Requalificação da ciclovia e das passadeiras, melhoria das estradas na cidade, promoção de medidas ecológicas junto dos habitantes e criação de parcerias que aproximem os jovens das decisões públicas são as principais propostas dos dois vencedores do concurso “Se eu fosse Presidente”, promovido pela autarquia flaviense.

Na sessão de apresentação dos jovens presidentes, Ema Leite e Miguel Costa, que decorreu na segunda-feira passada, dia 10, no salão nobre da Câmara de Chaves, o presidente da autarquia, António Cabeleira, começou por felicitar os dois flavienses pela participação no concurso e destacou o objetivo do mesmo: Pretende-se “despertar os jovens para o exercício da cidadania porque a nossa democracia será mais rica quando os cidadãos não se limitarem apenas a votar no dia das eleições”, mas a terem igualmente “uma participação cívica ativa ao longo do ano, demonstrando preocupação com os assuntos de nível local e nacional e apresentando sugestões e críticas para que possamos construir uma sociedade melhor”.

Ema Leite frequenta o 10º ano da Escola Secundária Fernão de Magalhães e, pelo segundo ano consecutivo, participou na “Semana com o Presidente”.
Para a flaviense “é muito importante os jovens darem a sua opinião, visto não terem poder de voto, e de alguma forma tentarem mudar aquilo que não está bem. Não devemos criticar apenas, devemos estar informados para sermos capazes de criticar e de contribuir para a comunidade”.
As propostas apresentadas pela aluna de 15 anos incidiram em temas sobre ecologia e também sobre a juventude.

Assim, a criação de “parcerias entre as escolas e a câmara” através de concursos que promovam o debate de diversos temas fundamentais para a sociedade é uma das ideias de Ema Leite para aproximar os jovens do poder local. Ao nível da ecologia, a jovem presidente destacou a redução do IMI para as famílias que contribuam com “medidas ambientalistas”.
“Ao tentarmos contribuir para um melhor ambiente estamos a contribuir para o melhoramento de um vasto leque de áreas, como é o caso do património histórico, da saúde da população… no fundo, é um pequeno investimento para um dia mais tarde a sociedade mudar completamente” o paradigma ambiental, sublinhou.
Na edição deste ano, o júri, que contou com representantes dos agrupamentos de escolas do concelho e com um elemento da Câmara de Chaves, elegeu Miguel Costa como representante dos alunos do ensino básico.
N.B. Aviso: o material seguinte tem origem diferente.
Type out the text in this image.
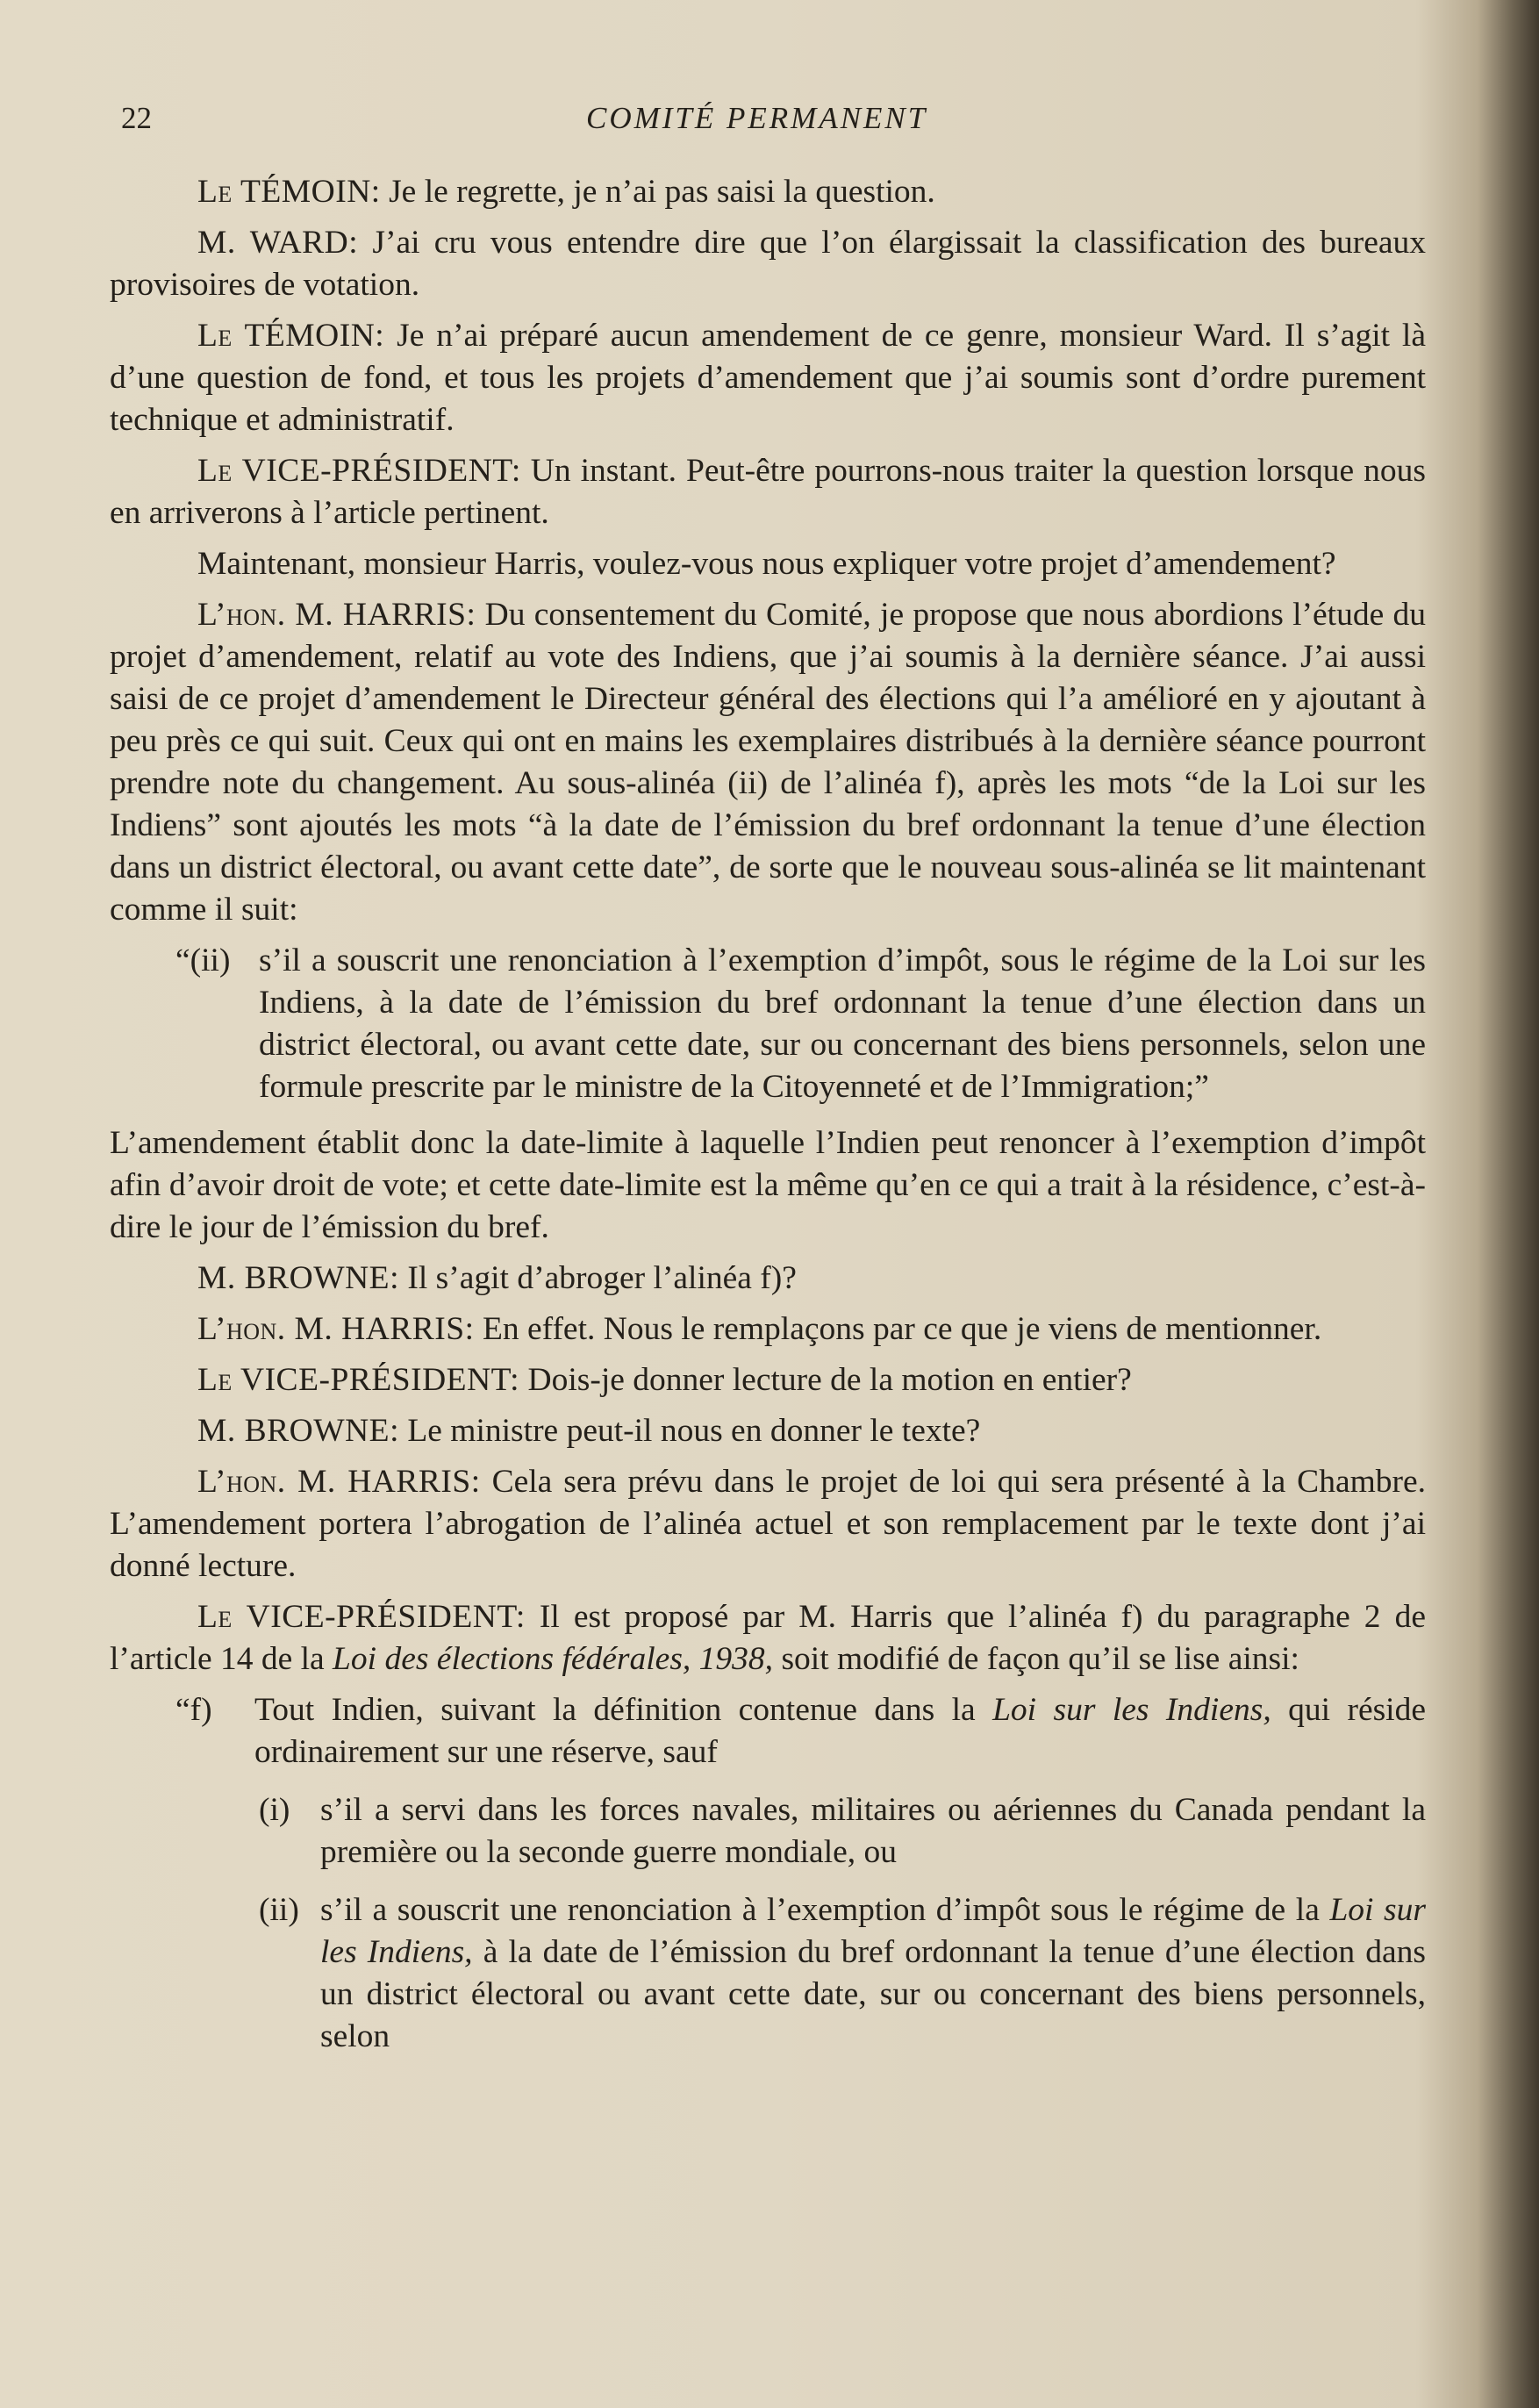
22	COMITÉ PERMANENT

Le TÉMOIN: Je le regrette, je n’ai pas saisi la question.

M. WARD: J’ai cru vous entendre dire que l’on élargissait la classification des bureaux provisoires de votation.

Le TÉMOIN: Je n’ai préparé aucun amendement de ce genre, monsieur Ward. Il s’agit là d’une question de fond, et tous les projets d’amendement que j’ai soumis sont d’ordre purement technique et administratif.

Le VICE-PRÉSIDENT: Un instant. Peut-être pourrons-nous traiter la question lorsque nous en arriverons à l’article pertinent.

Maintenant, monsieur Harris, voulez-vous nous expliquer votre projet d’amendement?

L’hon. M. HARRIS: Du consentement du Comité, je propose que nous abordions l’étude du projet d’amendement, relatif au vote des Indiens, que j’ai soumis à la dernière séance. J’ai aussi saisi de ce projet d’amendement le Directeur général des élections qui l’a amélioré en y ajoutant à peu près ce qui suit. Ceux qui ont en mains les exemplaires distribués à la dernière séance pourront prendre note du changement. Au sous-alinéa (ii) de l’alinéa f), après les mots “de la Loi sur les Indiens” sont ajoutés les mots “à la date de l’émission du bref ordonnant la tenue d’une élection dans un district électoral, ou avant cette date”, de sorte que le nouveau sous-alinéa se lit maintenant comme il suit:

“(ii) s’il a souscrit une renonciation à l’exemption d’impôt, sous le régime de la Loi sur les Indiens, à la date de l’émission du bref ordonnant la tenue d’une élection dans un district électoral, ou avant cette date, sur ou concernant des biens personnels, selon une formule prescrite par le ministre de la Citoyenneté et de l’Immigration;”

L’amendement établit donc la date-limite à laquelle l’Indien peut renoncer à l’exemption d’impôt afin d’avoir droit de vote; et cette date-limite est la même qu’en ce qui a trait à la résidence, c’est-à-dire le jour de l’émission du bref.

M. BROWNE: Il s’agit d’abroger l’alinéa f)?

L’hon. M. HARRIS: En effet. Nous le remplaçons par ce que je viens de mentionner.

Le VICE-PRÉSIDENT: Dois-je donner lecture de la motion en entier?

M. BROWNE: Le ministre peut-il nous en donner le texte?

L’hon. M. HARRIS: Cela sera prévu dans le projet de loi qui sera présenté à la Chambre. L’amendement portera l’abrogation de l’alinéa actuel et son remplacement par le texte dont j’ai donné lecture.

Le VICE-PRÉSIDENT: Il est proposé par M. Harris que l’alinéa f) du paragraphe 2 de l’article 14 de la Loi des élections fédérales, 1938, soit modifié de façon qu’il se lise ainsi:

“f)	Tout Indien, suivant la définition contenue dans la Loi sur les Indiens, qui réside ordinairement sur une réserve, sauf
(i) s’il a servi dans les forces navales, militaires ou aériennes du Canada pendant la première ou la seconde guerre mondiale, ou
(ii) s’il a souscrit une renonciation à l’exemption d’impôt sous le régime de la Loi sur les Indiens, à la date de l’émission du bref ordonnant la tenue d’une élection dans un district électoral ou avant cette date, sur ou concernant des biens personnels, selon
Depois de agradecer ao júri por o terem escolhido como um dos vencedores do concurso e ao presidente da autarquia “por o aceitar na câmara”, Miguel Costa apresentou as suas principais ideias de melhoramento para a cidade: “Eu alcatroaria as estradas porque os buracos podem provocar acidentes e magoar muitas pessoas. Na passadeira de Santo Amaro punha um polícia todos os dias para obrigar os carros a parar e não acontecerem acidentes”, referiu o aluno do 4º ano da EB1 Nº1 de Chaves – Santo Amaro do Agrupamento de Escolas Dr. António Granjo.
Melhoramentos ao nível da alimentação na Escola Dr. António Granjo e requalificação da ciclovia e das passadeiras da cidade foram outras das ideias apresentadas pelo presidente de apenas 9 anos.
No final, os dois alunos foram presenteados com dois livros, um deles sobre a cidade de Chaves, e dois vouchers para serem usados nas termas de Chaves.

A cerimónia de apresentação contou com a presença dos vencedores do concurso da edição anterior, dos diretores dos agrupamentos de escolas, dos pais e encarregados de educação.
Depois da sessão de apresentação, ao longo desta semana, os dois alunos vencedores do concurso “Se eu fosse Presidente” tiveram a oportunidade de acompanhar de perto as várias atividades do presidente da Câmara de Chaves que incluíram diversas reuniões de trabalho, visitas às instalações da câmara municipal, à sede da Eurocidade Chaves – Verín, a Vidago, ao Museu das Termas Romanas, ao Arquivo Histórico, às Termas de Chaves e ao Museu de Arte Contemporânea Nadir Afonso.

Recorde-se que esta é já a quinta edição do concurso literário “Se eu fosse Presidente”, lançado pelo município de Chaves e dirigido a todos os alunos dos diversos níveis de ensino do concelho (desde o 1º ao 12º ano de escolaridade), com o objetivo de promover uma participação ativa dos jovens em atividades organizadas pela autarquia, bem como despertá-los para os valores da cidadania, incentivando-os a apresentar soluções viáveis e concretas para o desenvolvimento da região.